Interpreting the Labour Party: Approaches to Labour Politics and History

By John Callaghan; Steven Fielding et al. | Go to book overview

9

The Progressive Dilemma and the social
democratic perspective

Steven Fielding and Declan McHugh

The object of this chapter is to consider the notion of the 'progressive dilemma' as outlined by David Marquand in his collection of essays of the same name (Marquand 1999). Marquand sought to explain Labour's historically poor electoral performance by focusing on the party's inability to unite a sufficient number of working-class and middle-class voters in a sustained anti-Conservative coalition. As will be explained in more detail later, he believed Labour's attachment to the trade unions was too close and prevented the party making a strong appeal to those outside the labour movement.

Marquand was by no means the first academic to alight on this as possible cause of Labour's disappointing electoral performance (for example, see Stedman Jones 1983). However, the particular means by which he explained Labour's failure enjoyed a unique purchase among students of the Party, as well as those most responsible for the creation of 'New' Labour. Many of Tony Blair's early speeches delivered as leader owed more than a little to Marquand's perspective. One of the 'New' Labour leader's closest advisers, Phillip Gould, even used it to justify the policy and organisational changes fostered by Neil Kinnock and Blair since 1983 (Gould 1998: 1–17). Despite Marquand's own reservations about 'New' Labour, the perspective outlined in The Progressive Dilemma obviously resonated with those pursuing what Blair described during the 2001 election campaign as a 'radical, modern, social democratic' agenda. Indeed, as Marquand (1997: 78–9) conceded after Labour's 1997 landslide victory, 'modernisers' like Blair had gone some way to resolving his 'dilemma'.
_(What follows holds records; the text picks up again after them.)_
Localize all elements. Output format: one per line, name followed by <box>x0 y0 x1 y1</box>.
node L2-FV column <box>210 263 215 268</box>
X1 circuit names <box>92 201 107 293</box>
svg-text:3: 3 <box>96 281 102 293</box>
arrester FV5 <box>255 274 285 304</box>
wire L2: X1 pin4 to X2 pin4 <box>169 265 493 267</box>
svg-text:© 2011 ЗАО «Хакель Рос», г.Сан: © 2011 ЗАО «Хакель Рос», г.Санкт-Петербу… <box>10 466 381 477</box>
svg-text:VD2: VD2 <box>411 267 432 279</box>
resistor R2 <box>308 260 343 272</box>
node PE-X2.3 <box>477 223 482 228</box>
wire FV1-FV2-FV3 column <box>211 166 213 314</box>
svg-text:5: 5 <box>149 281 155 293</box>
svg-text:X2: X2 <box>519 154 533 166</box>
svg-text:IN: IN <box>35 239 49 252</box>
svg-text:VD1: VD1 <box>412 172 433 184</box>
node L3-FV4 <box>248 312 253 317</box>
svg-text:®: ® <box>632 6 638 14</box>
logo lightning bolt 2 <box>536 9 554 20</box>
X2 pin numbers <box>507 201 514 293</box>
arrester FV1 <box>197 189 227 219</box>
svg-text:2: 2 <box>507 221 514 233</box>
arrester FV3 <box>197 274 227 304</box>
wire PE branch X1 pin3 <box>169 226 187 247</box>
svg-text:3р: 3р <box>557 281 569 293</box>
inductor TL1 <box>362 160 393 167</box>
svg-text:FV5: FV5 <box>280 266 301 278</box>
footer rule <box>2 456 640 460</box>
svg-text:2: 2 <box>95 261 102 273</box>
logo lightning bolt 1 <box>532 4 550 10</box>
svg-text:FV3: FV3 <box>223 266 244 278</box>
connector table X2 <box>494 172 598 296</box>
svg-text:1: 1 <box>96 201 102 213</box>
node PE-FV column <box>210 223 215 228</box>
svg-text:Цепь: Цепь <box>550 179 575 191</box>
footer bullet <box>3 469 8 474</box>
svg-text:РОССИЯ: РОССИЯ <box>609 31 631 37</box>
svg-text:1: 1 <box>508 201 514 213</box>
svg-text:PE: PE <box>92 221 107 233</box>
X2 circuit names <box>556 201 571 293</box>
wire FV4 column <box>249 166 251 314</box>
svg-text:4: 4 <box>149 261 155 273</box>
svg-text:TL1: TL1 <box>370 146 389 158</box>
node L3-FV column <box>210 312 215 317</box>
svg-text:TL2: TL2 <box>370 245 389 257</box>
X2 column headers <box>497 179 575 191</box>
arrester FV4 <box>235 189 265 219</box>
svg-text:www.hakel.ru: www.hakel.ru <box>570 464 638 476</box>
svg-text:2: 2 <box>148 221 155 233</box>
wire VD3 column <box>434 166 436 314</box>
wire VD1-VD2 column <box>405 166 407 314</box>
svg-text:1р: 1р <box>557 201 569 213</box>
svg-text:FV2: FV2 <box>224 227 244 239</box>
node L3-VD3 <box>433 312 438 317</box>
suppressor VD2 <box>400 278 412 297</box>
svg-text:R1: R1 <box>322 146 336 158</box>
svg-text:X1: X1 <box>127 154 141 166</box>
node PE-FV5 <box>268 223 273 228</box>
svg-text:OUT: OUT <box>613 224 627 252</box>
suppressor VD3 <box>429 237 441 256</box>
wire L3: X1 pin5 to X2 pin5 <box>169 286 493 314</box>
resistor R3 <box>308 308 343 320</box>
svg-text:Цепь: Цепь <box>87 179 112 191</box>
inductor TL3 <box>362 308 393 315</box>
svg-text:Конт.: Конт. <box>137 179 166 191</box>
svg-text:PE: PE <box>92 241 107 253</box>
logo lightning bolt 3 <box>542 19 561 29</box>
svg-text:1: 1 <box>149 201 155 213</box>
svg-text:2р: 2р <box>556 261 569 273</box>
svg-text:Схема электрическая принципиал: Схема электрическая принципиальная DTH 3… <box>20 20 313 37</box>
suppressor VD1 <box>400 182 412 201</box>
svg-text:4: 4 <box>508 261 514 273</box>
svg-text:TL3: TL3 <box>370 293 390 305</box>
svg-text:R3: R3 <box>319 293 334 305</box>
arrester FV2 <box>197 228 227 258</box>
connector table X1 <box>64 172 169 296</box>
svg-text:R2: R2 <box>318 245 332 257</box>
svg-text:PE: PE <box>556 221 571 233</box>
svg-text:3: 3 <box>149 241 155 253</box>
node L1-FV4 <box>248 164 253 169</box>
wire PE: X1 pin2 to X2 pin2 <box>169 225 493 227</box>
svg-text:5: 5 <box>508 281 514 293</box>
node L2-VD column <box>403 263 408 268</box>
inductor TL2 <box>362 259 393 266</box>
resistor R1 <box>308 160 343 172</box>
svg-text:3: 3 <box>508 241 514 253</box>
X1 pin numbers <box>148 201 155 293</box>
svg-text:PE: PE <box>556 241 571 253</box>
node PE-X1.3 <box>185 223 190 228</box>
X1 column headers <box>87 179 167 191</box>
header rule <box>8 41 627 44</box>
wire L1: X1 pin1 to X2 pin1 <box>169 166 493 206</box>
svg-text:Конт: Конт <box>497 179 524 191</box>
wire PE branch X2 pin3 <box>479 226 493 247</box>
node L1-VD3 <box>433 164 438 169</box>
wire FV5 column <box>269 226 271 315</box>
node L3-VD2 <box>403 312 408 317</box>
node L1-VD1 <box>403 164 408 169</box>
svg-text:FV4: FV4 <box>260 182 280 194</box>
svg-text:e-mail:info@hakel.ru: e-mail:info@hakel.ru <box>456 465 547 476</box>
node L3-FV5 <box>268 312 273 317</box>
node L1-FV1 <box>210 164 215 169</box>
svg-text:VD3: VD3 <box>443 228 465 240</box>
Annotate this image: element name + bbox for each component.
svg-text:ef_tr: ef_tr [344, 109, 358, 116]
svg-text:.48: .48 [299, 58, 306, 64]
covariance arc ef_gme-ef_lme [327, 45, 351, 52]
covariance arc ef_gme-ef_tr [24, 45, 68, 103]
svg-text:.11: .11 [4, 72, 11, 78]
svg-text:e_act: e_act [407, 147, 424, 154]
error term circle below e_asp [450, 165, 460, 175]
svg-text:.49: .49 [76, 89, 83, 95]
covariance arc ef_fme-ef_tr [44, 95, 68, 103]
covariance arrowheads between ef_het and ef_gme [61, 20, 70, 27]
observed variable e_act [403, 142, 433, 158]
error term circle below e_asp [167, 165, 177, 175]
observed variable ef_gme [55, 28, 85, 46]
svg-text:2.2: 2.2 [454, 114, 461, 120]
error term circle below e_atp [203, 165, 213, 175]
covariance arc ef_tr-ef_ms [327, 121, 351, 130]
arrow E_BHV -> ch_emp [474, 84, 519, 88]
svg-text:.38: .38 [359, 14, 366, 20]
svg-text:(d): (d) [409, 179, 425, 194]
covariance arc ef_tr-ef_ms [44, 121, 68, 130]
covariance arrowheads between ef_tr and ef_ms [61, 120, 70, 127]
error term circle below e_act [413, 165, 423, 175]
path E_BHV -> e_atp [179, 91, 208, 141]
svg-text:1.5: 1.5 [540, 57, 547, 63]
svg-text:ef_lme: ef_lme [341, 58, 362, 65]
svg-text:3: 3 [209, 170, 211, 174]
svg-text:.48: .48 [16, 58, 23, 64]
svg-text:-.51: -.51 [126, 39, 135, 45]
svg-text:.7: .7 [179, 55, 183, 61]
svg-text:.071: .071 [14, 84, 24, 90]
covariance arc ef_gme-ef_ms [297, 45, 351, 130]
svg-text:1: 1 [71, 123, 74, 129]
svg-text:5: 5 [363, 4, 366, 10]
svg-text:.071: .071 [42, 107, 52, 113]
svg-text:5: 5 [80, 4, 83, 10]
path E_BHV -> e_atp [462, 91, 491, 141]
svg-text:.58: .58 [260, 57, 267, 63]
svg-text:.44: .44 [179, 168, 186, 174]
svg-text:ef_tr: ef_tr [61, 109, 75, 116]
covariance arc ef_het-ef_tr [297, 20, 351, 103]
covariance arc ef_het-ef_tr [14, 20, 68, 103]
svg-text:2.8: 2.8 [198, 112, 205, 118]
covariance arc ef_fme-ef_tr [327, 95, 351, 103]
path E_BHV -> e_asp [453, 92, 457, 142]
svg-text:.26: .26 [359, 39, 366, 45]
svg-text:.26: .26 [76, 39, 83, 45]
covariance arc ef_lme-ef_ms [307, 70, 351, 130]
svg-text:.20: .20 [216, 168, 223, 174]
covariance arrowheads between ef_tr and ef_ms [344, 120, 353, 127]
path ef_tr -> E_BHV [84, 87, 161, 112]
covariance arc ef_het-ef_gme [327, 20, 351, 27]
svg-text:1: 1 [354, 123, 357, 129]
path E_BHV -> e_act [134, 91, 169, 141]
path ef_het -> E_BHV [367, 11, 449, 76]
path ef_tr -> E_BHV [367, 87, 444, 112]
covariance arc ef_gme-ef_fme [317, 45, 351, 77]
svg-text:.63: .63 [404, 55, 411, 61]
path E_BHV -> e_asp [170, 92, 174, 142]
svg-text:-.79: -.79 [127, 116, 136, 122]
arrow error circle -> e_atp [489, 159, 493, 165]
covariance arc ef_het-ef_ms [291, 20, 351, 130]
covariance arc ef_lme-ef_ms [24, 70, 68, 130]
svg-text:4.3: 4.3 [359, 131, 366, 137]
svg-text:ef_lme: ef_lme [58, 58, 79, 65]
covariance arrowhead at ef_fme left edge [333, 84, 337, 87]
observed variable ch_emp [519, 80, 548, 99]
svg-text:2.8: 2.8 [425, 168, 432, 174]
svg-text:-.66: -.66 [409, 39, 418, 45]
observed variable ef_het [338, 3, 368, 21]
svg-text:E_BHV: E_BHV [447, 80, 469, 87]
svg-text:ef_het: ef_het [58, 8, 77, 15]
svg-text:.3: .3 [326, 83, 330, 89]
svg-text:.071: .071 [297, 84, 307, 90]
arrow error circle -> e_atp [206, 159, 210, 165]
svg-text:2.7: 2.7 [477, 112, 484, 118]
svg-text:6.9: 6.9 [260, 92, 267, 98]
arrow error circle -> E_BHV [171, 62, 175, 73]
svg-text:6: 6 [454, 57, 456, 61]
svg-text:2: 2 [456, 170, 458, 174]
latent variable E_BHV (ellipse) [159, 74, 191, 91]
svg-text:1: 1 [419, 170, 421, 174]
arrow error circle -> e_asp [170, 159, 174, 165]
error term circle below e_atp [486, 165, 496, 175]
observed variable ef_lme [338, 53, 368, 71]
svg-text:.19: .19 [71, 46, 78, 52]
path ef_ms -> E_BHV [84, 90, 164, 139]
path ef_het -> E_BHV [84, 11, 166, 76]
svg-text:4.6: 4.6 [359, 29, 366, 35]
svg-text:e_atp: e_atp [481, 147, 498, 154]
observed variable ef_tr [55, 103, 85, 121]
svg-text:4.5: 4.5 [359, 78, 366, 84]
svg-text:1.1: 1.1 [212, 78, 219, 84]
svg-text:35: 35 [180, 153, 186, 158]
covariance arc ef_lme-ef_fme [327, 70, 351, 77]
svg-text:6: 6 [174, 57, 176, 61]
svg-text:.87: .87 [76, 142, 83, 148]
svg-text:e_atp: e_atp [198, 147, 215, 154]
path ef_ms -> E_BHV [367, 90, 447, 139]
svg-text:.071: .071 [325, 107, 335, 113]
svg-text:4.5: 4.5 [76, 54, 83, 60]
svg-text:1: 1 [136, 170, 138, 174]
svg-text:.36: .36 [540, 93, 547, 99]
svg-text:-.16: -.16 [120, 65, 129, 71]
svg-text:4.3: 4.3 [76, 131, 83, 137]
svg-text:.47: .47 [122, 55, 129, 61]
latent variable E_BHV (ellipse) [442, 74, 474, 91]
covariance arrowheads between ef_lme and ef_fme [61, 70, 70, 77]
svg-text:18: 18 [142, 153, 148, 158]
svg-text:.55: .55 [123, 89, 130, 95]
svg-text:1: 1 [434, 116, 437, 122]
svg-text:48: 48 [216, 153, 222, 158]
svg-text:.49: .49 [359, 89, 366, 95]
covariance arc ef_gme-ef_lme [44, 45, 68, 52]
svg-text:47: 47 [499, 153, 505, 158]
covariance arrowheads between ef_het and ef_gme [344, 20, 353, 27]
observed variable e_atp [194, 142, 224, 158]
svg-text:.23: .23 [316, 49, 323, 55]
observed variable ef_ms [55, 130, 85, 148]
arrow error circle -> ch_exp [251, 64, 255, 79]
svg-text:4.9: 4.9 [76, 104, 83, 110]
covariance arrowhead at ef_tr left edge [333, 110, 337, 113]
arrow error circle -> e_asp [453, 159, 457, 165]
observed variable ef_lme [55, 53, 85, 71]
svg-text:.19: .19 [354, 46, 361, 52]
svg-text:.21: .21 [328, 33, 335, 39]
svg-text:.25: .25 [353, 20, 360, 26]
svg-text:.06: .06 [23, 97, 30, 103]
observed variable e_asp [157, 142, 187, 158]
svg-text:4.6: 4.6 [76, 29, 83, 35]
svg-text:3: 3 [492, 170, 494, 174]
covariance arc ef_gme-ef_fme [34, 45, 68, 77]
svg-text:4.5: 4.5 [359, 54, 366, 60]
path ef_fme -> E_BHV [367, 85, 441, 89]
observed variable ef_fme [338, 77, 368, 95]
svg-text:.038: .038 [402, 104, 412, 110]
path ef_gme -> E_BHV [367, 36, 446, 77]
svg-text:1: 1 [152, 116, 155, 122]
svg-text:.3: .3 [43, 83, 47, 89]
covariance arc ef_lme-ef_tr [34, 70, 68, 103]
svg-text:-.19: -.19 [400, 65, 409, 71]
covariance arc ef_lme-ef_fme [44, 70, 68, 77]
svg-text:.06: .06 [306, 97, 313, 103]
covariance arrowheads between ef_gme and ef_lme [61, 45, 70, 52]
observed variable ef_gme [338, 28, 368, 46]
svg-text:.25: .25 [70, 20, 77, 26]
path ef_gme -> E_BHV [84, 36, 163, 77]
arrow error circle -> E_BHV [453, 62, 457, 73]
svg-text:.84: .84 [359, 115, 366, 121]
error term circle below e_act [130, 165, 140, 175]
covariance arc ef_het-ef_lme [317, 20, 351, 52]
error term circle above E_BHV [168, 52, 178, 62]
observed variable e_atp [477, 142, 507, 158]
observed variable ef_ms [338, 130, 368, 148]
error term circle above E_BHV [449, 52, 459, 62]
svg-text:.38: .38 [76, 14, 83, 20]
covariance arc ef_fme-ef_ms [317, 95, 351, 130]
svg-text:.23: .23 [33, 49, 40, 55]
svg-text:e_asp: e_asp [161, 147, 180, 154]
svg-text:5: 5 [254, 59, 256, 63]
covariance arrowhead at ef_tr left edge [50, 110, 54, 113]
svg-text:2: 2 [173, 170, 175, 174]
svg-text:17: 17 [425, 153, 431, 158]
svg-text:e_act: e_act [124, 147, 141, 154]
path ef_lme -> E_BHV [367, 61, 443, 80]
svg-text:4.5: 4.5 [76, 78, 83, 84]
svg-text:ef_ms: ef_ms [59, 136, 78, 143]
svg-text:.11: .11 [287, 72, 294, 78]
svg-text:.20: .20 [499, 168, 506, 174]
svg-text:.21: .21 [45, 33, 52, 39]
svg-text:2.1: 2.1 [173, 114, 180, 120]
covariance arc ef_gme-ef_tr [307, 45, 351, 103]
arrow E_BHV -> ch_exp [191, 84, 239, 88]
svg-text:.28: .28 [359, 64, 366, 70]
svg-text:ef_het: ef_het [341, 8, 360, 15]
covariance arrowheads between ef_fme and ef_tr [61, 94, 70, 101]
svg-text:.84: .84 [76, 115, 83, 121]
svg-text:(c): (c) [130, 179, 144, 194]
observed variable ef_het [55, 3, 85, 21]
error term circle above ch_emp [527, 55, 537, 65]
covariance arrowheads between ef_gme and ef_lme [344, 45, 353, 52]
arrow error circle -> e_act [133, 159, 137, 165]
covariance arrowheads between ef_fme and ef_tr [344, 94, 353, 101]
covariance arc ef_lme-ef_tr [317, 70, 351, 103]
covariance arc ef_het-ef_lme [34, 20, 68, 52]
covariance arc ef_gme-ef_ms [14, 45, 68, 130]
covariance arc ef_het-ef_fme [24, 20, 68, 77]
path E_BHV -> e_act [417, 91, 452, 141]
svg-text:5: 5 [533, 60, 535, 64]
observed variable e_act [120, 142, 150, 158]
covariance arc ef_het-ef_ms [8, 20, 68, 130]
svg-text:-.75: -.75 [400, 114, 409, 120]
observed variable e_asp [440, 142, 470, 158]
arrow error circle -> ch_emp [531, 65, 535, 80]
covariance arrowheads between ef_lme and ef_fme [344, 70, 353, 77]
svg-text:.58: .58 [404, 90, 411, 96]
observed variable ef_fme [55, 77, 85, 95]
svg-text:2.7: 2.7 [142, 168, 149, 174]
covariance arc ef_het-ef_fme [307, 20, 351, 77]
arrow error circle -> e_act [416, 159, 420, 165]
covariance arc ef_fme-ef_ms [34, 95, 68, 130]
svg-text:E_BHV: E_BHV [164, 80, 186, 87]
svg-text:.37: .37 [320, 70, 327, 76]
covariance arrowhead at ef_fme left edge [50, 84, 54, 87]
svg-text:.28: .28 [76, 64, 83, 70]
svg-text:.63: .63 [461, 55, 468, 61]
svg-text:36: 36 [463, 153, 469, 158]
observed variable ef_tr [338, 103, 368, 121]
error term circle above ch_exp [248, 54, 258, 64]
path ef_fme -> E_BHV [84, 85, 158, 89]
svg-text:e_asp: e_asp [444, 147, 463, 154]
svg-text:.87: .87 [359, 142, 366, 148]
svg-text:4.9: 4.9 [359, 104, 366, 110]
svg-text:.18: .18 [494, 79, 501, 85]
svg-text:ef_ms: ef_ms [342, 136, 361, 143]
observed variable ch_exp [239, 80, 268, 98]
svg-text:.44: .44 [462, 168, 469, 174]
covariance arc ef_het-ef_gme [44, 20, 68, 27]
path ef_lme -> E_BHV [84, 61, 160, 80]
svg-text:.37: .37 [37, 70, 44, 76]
The Progressive Dilemma is here taken as the exemplar of a wider 'social democratic' interpretation of the Labour Party. There are, in truth, few historical accounts that explicitly employ this form of analysis – but only because it is such an insidious a part of many leading authorities' 'common-sense' view of the party (see in particular, Crewe and King 1995: 3–26 and Williams 1979). Marquand's work is worthy of close attention, not the least because he is rare in foregrounding many of that tradition's most significant assumptions and he employs them in a particularly lucid manner.